Caccamo, Mittelalterliche Hügelstadt in Sizilien, Italien
Caccamo ist ein Ort, der auf steilen Hängen in etwa 521 Metern Höhe liegt und von dort aus auf den See Rosamarina und die tyrrhenische Küste blicken lässt. Die Ortschaft wird von einer großen normannischen Festung überragt, die auf einem Kalksteinfelsen errichtet wurde und die gesamte Siedlung dominiert.
Die normannischen Herrscher bauten 1093 eine massive Befestigung auf dem Kalksteinfelsen und etablierten damit ihre Kontrolle über die Region. Diese Festung prägte über Jahrhunderte hinweg die Entwicklung der darunter liegenden Siedlung und ihrer Bevölkerung.

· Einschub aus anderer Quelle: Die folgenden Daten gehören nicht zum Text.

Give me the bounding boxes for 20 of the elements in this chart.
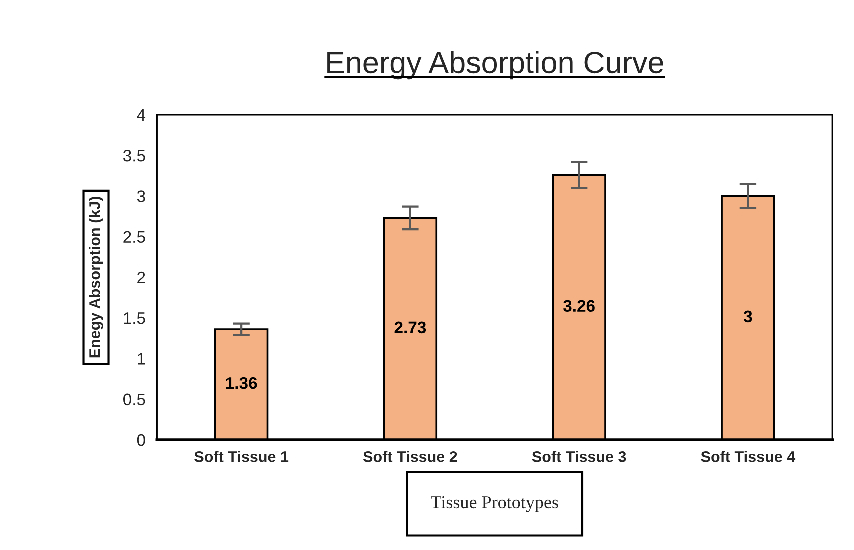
y-tick-label: 3.5 [123, 150, 146, 162]
y-tick-label: 0.5 [124, 394, 146, 406]
y-tick-label: 3 [137, 190, 146, 202]
chart-title: Energy Absorption Curve [328, 51, 664, 80]
y-tick-label: 1.5 [124, 312, 146, 324]
y-tick-label: 1 [138, 353, 146, 365]
x-tick-label: Soft Tissue 1 [194, 451, 289, 462]
x-tick-label: Soft Tissue 4 [701, 451, 796, 462]
x-axis-title: Tissue Prototypes [431, 496, 558, 512]
data-label: 1.36 [226, 377, 258, 390]
y-tick-label: 4 [137, 110, 146, 121]
y-tick-label: 0 [137, 434, 146, 446]
x-tick-label: Soft Tissue 2 [363, 451, 458, 462]
data-label: 2.73 [394, 322, 426, 334]
y-axis-title: Enegy Absorption (kJ) [89, 197, 104, 358]
data-label: 3 [744, 310, 752, 323]
x-tick-label: Soft Tissue 3 [532, 451, 626, 462]
y-tick-label: 2 [138, 272, 146, 284]
y-tick-label: 2.5 [124, 231, 146, 244]
data-label: 3.26 [564, 300, 595, 312]
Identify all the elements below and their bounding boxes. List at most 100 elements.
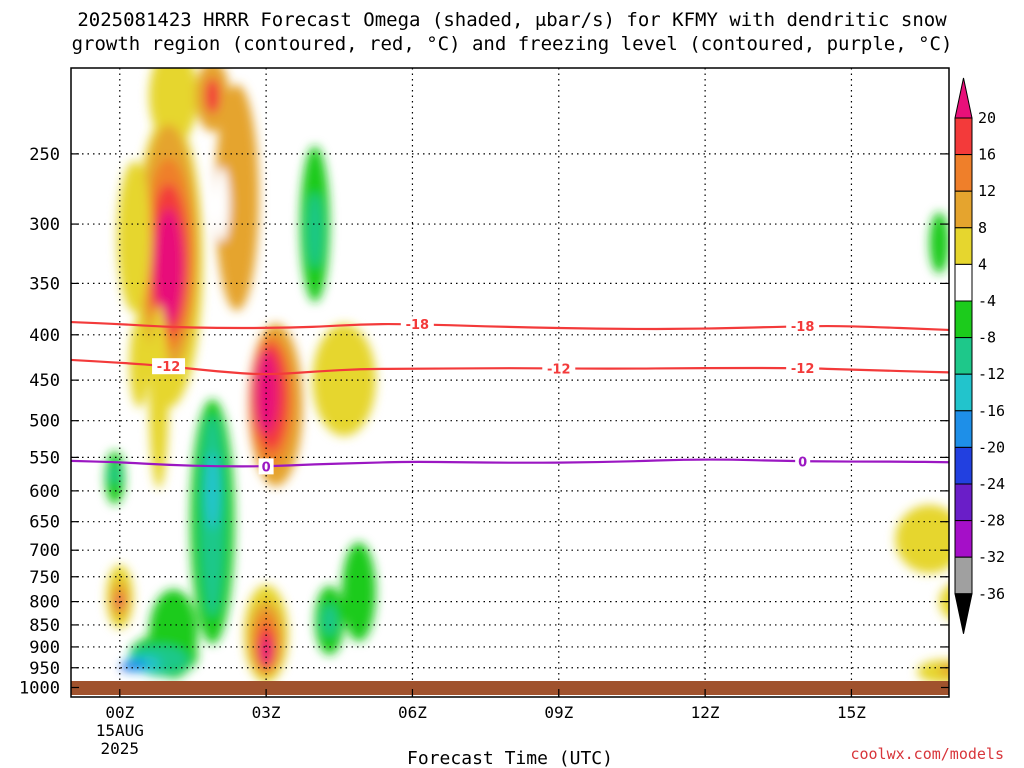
contour-label: -18 [406, 318, 430, 333]
colorbar-swatch [954, 227, 973, 265]
contour-label-bg [795, 453, 811, 470]
x-axis-label: Forecast Time (UTC) [407, 748, 613, 768]
colorbar-tick-label: -12 [978, 365, 1005, 383]
contour-label-bg [258, 458, 274, 475]
omega-cell [205, 77, 220, 114]
contour-label: -12 [547, 362, 571, 377]
source-credit: coolwx.com/models [850, 745, 1004, 763]
colorbar-swatch [954, 556, 973, 595]
y-tick-label: 700 [29, 541, 60, 561]
omega-cell [341, 542, 376, 642]
omega-cell [205, 452, 220, 530]
colorbar-tick-label: -28 [978, 512, 1005, 530]
chart-title-line-2: growth region (contoured, red, °C) and f… [71, 33, 953, 55]
contour-label: -12 [157, 360, 181, 375]
chart-title-line-1: 2025081423 HRRR Forecast Omega (shaded, … [77, 9, 947, 31]
colorbar-tick-label: -4 [978, 292, 996, 310]
contour-label-bg [152, 358, 186, 375]
omega-cell [214, 167, 230, 242]
y-tick-label: 800 [29, 593, 60, 613]
omega-cell [214, 84, 259, 311]
y-tick-label: 650 [29, 513, 60, 533]
colorbar-swatch [954, 337, 973, 375]
y-tick-label: 400 [29, 326, 60, 346]
colorbar-swatch [954, 410, 973, 448]
colorbar-tick-label: 8 [978, 219, 987, 237]
omega-cell [153, 208, 184, 325]
omega-cell [129, 317, 150, 408]
x-tick-label: 15Z [837, 703, 866, 722]
colorbar-tick-label: -8 [978, 329, 996, 347]
contour-line [71, 320, 949, 332]
omega-cell [117, 161, 152, 313]
x-tick-sublabel: 15AUG [96, 721, 144, 740]
contour-label-bg [786, 318, 820, 335]
colorbar-swatch [954, 154, 973, 192]
y-tick-label: 450 [29, 371, 60, 391]
colorbar-swatch [954, 300, 973, 339]
colorbar-bottom-arrow [954, 593, 973, 634]
y-tick-label: 950 [29, 659, 60, 679]
contour-label-bg [786, 359, 820, 376]
colorbar-tick-label: 12 [978, 182, 996, 200]
y-tick-label: 1000 [19, 678, 60, 698]
colorbar-tick-label: 20 [978, 109, 996, 127]
x-tick-label: 09Z [544, 703, 573, 722]
colorbar-tick-label: -20 [978, 438, 1005, 456]
colorbar-tick-label: 4 [978, 255, 987, 273]
x-tick-label: 00Z [105, 703, 134, 722]
contour-label: -18 [791, 320, 815, 335]
omega-cell [307, 192, 323, 269]
colorbar-swatch [954, 263, 973, 302]
colorbar-swatch [954, 373, 973, 412]
y-tick-label: 850 [29, 616, 60, 636]
y-tick-label: 900 [29, 638, 60, 658]
omega-blob-layer [105, 68, 949, 684]
x-tick-label: 06Z [398, 703, 427, 722]
colorbar: 20 16 12 8 4 -4 -8 -12 -16 -20 -24 -28 -32 -36 [954, 77, 1005, 634]
colorbar-swatch [954, 483, 973, 522]
colorbar-swatch [954, 446, 973, 485]
y-tick-label: 500 [29, 412, 60, 432]
omega-cell [122, 659, 147, 672]
omega-cell [917, 659, 949, 684]
x-tick-label: 03Z [252, 703, 281, 722]
omega-cell [312, 324, 376, 437]
temperature-contours: -18 -18 -12 -12 -12 0 0 [71, 316, 949, 475]
contour-label-bg [400, 316, 434, 333]
colorbar-swatch [954, 117, 973, 156]
contour-label: 0 [262, 460, 271, 475]
omega-cell [939, 663, 949, 676]
contour-line [71, 458, 949, 468]
y-tick-label: 250 [29, 145, 60, 165]
colorbar-tick-label: 16 [978, 146, 996, 164]
y-tick-label: 550 [29, 448, 60, 468]
omega-cell [120, 664, 129, 671]
omega-cell [110, 464, 120, 485]
omega-shading [105, 68, 949, 684]
terrain-strip [71, 681, 949, 695]
colorbar-swatch [954, 520, 973, 558]
plot-frame [70, 67, 950, 698]
x-tick-sublabel: 2025 [101, 739, 140, 758]
colorbar-swatch [954, 190, 973, 229]
contour-label: 0 [798, 456, 807, 471]
contour-label: -12 [791, 362, 815, 377]
omega-cell [149, 305, 169, 489]
y-tick-label: 350 [29, 274, 60, 294]
colorbar-tick-label: -16 [978, 402, 1005, 420]
colorbar-top-arrow [954, 77, 973, 119]
y-tick-label: 750 [29, 568, 60, 588]
colorbar-tick-label: -24 [978, 475, 1005, 493]
colorbar-tick-label: -36 [978, 585, 1005, 603]
x-tick-label: 12Z [691, 703, 720, 722]
omega-cell [895, 505, 949, 574]
colorbar-tick-label: -32 [978, 548, 1005, 566]
contour-label-bg [542, 360, 576, 377]
omega-cell [322, 604, 337, 637]
omega-cell [929, 212, 949, 274]
y-tick-label: 600 [29, 482, 60, 502]
y-axis: 2503003504004505005506006507007508008509… [19, 145, 949, 698]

Die Kathedrale San Giorgio zeigt Kunstwerke aus verschiedenen Epochen, die von der Verbindung zwischen Norman- und süditalienischer Kunsttradition sprechen. Die verzierte Ausstattung mit Marmor und historischen Orgeln lässt sich hier in einer intimen Kirche entdecken, ohne dass Menschenmassen entstehen.

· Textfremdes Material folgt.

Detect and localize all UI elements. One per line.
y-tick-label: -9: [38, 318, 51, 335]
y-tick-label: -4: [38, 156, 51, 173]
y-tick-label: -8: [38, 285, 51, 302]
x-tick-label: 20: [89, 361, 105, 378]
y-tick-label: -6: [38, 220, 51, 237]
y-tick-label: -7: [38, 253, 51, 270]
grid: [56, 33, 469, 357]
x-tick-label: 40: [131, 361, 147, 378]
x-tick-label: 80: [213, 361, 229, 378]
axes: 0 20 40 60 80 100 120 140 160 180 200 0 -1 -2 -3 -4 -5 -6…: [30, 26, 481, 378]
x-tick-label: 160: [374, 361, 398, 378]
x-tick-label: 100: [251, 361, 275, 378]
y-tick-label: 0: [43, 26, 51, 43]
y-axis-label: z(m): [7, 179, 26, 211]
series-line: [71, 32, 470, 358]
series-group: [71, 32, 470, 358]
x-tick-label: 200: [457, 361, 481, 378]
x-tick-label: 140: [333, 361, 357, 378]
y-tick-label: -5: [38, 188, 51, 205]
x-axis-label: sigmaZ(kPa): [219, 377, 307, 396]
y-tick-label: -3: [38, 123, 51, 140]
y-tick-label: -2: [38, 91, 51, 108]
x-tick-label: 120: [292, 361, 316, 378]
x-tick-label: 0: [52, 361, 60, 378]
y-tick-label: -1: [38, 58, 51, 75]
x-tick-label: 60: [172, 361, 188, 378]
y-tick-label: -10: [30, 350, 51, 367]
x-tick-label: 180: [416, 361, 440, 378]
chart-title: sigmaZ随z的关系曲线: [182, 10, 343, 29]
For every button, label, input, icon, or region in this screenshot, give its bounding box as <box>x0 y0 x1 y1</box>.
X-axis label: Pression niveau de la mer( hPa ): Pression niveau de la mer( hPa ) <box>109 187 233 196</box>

Die Gemeinde liegt zwischen Palermo und Cefalù, mit regelmäßigen Busverbindungen zu beiden Städten, sodass Besucher diese als Ausgangspunkte für Tagesausflüge nutzen können. Die beste Zeit zum Erkunden ist der Herbst und Frühling, wenn das Wetter angenehm ist und nicht übermäßig warm wird.

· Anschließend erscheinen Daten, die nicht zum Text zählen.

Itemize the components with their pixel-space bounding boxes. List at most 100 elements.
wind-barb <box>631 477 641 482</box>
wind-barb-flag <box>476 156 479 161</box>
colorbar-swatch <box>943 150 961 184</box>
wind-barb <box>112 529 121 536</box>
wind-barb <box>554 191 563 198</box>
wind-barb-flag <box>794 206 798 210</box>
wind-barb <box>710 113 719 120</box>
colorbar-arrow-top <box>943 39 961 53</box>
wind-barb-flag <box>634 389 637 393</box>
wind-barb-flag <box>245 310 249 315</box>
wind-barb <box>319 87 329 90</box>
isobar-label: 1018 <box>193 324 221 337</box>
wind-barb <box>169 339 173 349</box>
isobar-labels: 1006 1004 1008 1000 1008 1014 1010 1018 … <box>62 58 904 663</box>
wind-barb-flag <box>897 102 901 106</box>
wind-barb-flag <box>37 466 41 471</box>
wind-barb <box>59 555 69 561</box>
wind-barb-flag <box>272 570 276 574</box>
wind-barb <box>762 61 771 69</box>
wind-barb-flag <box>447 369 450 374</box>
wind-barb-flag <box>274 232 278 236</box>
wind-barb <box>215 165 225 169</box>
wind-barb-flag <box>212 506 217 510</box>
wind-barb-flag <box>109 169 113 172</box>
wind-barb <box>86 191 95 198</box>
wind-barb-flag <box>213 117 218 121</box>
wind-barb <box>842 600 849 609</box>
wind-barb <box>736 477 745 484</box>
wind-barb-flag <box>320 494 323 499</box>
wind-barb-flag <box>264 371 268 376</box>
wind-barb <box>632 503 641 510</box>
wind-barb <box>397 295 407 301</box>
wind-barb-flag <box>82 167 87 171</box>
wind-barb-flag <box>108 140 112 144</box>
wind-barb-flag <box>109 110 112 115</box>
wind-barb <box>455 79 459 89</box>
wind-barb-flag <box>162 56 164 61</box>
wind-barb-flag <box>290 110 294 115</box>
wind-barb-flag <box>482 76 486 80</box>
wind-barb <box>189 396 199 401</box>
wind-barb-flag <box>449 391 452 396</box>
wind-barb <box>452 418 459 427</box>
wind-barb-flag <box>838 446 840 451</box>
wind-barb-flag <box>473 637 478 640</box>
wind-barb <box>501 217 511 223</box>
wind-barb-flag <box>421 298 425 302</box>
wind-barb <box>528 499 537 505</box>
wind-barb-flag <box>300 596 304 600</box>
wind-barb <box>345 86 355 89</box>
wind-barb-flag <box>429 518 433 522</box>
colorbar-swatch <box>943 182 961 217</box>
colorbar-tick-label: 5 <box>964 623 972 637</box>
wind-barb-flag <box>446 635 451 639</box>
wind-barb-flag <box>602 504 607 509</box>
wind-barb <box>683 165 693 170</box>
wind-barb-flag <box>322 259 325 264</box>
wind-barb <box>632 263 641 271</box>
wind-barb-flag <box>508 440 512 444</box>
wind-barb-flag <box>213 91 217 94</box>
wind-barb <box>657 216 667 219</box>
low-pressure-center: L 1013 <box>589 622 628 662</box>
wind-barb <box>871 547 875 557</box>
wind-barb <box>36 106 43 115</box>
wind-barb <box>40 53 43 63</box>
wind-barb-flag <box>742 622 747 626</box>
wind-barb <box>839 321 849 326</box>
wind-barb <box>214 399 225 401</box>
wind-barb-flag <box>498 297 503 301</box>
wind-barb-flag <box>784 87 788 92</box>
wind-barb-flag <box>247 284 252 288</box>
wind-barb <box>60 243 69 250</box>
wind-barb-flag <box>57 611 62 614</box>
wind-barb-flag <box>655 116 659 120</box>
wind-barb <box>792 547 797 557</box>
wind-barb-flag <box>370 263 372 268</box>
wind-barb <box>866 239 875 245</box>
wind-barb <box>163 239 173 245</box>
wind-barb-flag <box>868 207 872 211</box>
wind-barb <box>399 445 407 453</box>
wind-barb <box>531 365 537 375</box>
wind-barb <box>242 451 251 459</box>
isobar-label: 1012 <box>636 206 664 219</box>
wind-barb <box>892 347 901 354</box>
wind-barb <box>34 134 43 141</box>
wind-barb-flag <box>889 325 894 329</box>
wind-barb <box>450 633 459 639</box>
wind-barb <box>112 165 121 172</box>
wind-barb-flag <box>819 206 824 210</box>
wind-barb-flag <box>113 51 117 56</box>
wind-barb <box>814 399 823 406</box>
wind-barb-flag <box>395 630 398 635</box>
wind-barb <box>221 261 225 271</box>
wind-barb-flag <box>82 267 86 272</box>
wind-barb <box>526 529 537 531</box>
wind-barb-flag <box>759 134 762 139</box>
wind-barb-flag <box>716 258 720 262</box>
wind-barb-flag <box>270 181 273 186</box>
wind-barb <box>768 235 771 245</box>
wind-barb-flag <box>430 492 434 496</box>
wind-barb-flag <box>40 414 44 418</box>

Unter der Kirche des Fegefeuers befinden sich Katakomben, in denen Skelette in bestimmten Anordnungen aufbewahrt werden, ein Bestattungsbrauch, der bis 1863 andauerte. Dieses Begräbniszeremoniell zeigt, wie lokale religiöse Praktiken sich über Jahrhunderte hinweg unterschieden von anderen Gegenden Europas.